L’histoire de la ligne Genève / Grenoble remonte aux années 50, à l’époque où la ville suisse était reliée à Nice par la route des Alpes. Un tracé sinueux exploité par l’entreprise dauphinoise Autocars Traffort. En reprenant cet autocariste en 1983, les VFD récupèrent la ligne, jusqu’à ce qu’en 2006, la région Provence-Alpes-Côte-d’Azur décide de confier sa partie sud, entre Grenoble et Nice, à un transporteur provençal. C’est ainsi que le tronçon Grenoble / Marseille tombe dans l’escarcelle de la SCAL, et que celui entre Nice et Sisteron revient aux Autocars Payen.

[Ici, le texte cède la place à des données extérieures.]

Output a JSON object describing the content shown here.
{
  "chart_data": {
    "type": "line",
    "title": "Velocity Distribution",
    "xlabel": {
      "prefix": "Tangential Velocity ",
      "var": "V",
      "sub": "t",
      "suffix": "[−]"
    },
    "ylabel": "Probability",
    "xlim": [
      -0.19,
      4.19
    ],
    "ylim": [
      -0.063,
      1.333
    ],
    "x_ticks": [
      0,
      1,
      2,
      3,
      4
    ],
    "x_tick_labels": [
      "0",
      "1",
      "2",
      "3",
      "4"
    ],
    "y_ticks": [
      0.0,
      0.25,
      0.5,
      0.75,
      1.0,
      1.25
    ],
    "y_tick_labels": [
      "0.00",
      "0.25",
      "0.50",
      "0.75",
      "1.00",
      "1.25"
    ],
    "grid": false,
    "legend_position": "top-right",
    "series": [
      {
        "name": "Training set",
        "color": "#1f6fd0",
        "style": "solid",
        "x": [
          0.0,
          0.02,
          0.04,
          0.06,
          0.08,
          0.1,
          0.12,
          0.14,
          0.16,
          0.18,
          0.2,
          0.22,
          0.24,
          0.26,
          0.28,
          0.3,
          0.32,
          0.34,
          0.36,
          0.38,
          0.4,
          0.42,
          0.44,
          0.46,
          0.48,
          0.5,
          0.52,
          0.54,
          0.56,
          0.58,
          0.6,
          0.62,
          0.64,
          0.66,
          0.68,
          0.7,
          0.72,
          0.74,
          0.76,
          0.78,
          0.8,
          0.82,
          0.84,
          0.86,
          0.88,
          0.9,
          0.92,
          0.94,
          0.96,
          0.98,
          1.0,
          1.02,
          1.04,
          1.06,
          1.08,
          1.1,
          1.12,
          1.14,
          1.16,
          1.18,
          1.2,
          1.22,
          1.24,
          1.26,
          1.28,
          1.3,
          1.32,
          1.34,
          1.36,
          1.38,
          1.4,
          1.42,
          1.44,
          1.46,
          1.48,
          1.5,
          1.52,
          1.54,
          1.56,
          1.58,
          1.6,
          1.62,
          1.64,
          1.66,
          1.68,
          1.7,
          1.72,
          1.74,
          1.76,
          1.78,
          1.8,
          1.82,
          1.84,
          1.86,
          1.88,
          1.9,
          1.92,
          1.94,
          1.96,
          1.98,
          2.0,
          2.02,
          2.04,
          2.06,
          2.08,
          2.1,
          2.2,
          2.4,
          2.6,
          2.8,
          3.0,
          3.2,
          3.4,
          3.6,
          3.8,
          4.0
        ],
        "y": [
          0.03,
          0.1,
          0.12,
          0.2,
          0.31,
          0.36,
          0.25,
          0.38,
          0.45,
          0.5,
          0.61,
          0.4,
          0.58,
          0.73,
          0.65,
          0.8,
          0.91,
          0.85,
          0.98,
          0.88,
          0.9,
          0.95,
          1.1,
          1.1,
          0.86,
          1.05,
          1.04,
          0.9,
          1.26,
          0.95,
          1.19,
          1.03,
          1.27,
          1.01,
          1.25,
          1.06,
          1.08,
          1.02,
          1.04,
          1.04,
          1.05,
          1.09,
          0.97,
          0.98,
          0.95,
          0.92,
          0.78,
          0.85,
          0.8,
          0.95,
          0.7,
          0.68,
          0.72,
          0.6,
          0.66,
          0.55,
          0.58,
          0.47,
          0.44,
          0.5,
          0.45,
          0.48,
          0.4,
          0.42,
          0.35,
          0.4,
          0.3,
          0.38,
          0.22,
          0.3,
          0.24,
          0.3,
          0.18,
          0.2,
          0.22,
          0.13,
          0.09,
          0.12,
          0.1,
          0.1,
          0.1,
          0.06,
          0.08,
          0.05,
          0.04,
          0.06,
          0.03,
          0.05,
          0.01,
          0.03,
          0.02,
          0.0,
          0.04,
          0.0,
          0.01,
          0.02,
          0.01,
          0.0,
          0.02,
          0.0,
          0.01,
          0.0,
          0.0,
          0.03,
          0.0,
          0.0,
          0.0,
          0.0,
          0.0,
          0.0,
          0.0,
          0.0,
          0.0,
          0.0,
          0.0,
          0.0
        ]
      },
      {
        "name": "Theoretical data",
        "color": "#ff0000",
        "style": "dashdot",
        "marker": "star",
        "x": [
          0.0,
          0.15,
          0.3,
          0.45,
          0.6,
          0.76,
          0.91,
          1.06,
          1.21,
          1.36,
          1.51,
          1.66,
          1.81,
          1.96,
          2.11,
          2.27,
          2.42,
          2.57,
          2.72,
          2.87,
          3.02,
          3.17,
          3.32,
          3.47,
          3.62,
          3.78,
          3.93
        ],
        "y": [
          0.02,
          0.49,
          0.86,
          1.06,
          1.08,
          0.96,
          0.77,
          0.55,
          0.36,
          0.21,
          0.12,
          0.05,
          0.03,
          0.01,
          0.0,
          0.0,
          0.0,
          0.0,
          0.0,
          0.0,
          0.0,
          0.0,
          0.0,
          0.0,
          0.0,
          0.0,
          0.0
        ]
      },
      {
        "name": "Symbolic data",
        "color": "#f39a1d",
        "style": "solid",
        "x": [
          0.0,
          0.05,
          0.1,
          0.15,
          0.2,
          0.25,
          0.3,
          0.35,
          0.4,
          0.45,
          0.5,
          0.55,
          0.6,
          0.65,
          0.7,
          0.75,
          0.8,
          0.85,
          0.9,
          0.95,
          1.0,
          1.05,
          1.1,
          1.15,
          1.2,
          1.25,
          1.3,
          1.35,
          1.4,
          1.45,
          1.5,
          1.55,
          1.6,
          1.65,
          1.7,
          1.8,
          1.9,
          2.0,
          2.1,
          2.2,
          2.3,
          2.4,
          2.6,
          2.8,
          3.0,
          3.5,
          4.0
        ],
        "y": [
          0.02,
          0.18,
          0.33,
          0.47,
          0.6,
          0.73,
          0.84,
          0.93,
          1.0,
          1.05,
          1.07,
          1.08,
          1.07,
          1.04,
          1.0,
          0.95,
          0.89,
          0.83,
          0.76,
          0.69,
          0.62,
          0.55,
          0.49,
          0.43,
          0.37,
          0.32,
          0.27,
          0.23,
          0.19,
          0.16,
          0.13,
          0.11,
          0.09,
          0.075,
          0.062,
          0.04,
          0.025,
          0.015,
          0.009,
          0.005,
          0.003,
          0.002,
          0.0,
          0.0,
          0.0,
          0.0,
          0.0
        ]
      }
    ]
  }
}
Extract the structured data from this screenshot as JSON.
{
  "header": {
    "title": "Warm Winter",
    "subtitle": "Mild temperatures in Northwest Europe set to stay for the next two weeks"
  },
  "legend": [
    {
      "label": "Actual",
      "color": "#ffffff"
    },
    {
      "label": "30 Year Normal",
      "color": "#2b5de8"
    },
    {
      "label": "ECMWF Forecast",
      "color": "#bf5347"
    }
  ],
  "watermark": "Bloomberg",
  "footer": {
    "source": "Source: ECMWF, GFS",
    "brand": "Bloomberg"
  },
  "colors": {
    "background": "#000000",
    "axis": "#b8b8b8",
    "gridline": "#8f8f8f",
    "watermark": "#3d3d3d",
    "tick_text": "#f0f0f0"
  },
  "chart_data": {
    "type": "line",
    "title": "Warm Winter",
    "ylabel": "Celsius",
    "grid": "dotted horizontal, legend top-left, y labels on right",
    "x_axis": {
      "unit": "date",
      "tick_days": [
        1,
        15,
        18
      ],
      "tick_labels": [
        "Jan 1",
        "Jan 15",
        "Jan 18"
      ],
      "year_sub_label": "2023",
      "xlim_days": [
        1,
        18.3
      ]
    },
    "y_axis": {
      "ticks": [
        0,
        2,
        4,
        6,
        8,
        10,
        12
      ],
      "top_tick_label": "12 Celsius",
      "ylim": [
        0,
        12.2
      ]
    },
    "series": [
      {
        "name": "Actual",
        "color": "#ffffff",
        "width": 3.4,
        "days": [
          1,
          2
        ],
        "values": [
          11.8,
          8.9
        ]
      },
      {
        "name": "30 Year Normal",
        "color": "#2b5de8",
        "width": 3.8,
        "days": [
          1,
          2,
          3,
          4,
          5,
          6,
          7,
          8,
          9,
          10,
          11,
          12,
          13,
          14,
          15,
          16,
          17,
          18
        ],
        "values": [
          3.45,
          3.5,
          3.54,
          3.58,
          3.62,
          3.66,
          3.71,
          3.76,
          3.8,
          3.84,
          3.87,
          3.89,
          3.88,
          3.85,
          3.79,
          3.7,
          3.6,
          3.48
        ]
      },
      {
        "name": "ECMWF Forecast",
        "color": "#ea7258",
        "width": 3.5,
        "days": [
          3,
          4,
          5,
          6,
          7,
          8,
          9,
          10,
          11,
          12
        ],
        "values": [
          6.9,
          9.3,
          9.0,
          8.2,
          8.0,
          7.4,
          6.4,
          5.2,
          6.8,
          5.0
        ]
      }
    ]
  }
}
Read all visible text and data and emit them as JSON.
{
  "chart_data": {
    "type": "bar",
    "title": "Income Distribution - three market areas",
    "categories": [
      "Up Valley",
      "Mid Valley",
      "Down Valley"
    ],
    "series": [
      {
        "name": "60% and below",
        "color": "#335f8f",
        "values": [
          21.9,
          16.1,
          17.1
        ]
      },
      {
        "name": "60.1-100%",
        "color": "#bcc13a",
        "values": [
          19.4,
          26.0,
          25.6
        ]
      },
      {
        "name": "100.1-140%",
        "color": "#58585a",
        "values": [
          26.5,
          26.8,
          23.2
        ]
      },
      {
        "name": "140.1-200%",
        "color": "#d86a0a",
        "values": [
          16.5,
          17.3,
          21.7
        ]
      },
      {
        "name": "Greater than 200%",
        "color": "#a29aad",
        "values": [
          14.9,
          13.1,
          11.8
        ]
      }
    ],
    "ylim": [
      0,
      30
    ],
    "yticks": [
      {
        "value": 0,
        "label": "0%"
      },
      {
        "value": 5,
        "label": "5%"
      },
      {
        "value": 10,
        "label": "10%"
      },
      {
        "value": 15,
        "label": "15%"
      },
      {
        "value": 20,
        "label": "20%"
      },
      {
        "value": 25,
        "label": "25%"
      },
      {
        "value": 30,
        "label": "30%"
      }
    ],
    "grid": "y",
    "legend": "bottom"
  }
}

Les VFD, elles, ont conservé la partie nord, entre Grenoble et Genève. Mais plus dans les mêmes conditions. “La clientèle qui fréquentait cette ligne, essentiellement des touristes qui se rendaient en cure dans les stations thermales du nord des Alpes comme Évian ou Aix-les-Bains, a progressivement disparu, explique François Bataillard, directeur de la communication aux VFD. Et comme nous possédions la licence d’exploitation sur cette ligne, il aurait été dommage de ne pas en profiter. Nous avons opté pour une liaison express desservant l’Aéroport international de Genève (AIG)”.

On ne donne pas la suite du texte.